Öğretmenevinde oturuyorum, kravatlı doksan yaşlarında temiz giyimli öğretmen emeklisi adının Osman Aydın olduğunu söyleyen biriyle tanıştım
Şurdan bundan konuşurken benim de öğretmenim olan Sait Faiz’i tanıdığını söyledi. Vakfikebir’de Milli Eğitimde hep onun okulundan mezun olanlar öğretmen okullarını kazanıyor bizimkiler yaya kalıyor.
Bir gün ona rastladım bu işin sırrını bana söyler misin?
— Okulumu hiç kapatmam. Okul dağıldıktan sonra imtihanda sorulan soruları çocuklara öğretirim. Yeni sınavlarda üç aşağı beş yukarı benzerlerini sorarlar.
Ben derslerimi hep tatbikat yaparak öğretirim. Mesela tarih dersinde savaş konusu varsa iki gruba ayırır ellerine tahta kılıçlar veririm. Nasrettin hocayı anlatırken birine beyaz sakal takar önceden öğretir sınıfta tiyatro gibi gösteri yaparım.
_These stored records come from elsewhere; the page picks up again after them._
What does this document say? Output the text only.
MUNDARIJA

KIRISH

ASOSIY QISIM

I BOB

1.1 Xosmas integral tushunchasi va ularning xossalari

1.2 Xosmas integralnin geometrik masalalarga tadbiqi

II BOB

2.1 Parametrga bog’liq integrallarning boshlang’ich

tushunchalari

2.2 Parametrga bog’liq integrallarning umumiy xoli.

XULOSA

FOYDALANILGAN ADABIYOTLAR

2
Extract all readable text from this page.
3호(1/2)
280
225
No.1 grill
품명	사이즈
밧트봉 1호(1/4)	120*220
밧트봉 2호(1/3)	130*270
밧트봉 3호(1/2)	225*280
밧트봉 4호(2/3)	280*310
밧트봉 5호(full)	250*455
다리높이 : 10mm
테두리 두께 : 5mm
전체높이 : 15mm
Matematikte soruya benzer sorular üretiriirim çocuklara, her konunun ne işe yaradığını tartıştırırım.
Her öğrenciyi muhakkak konuya dahil ederdim. Olmadı, yapamadın demem, demedim hiç bir ögrencime. Hep ‘Olacak olacak ha gayret’ diyerek cesaretlendirdim. Müzik dersine önem verirdim. Türk klasiklerinden her öğrencime okutur her hafta, arkası yarın şeklinde devam ederdim. Ben aynı zamanda sanatkardım. Güzel keman çalarım.
Onu dinledikçe içimde onun gibi bir öğretmen olmak hissi uyandı.
Onun gibi olamadım ama sözleri hep rehberim oldu.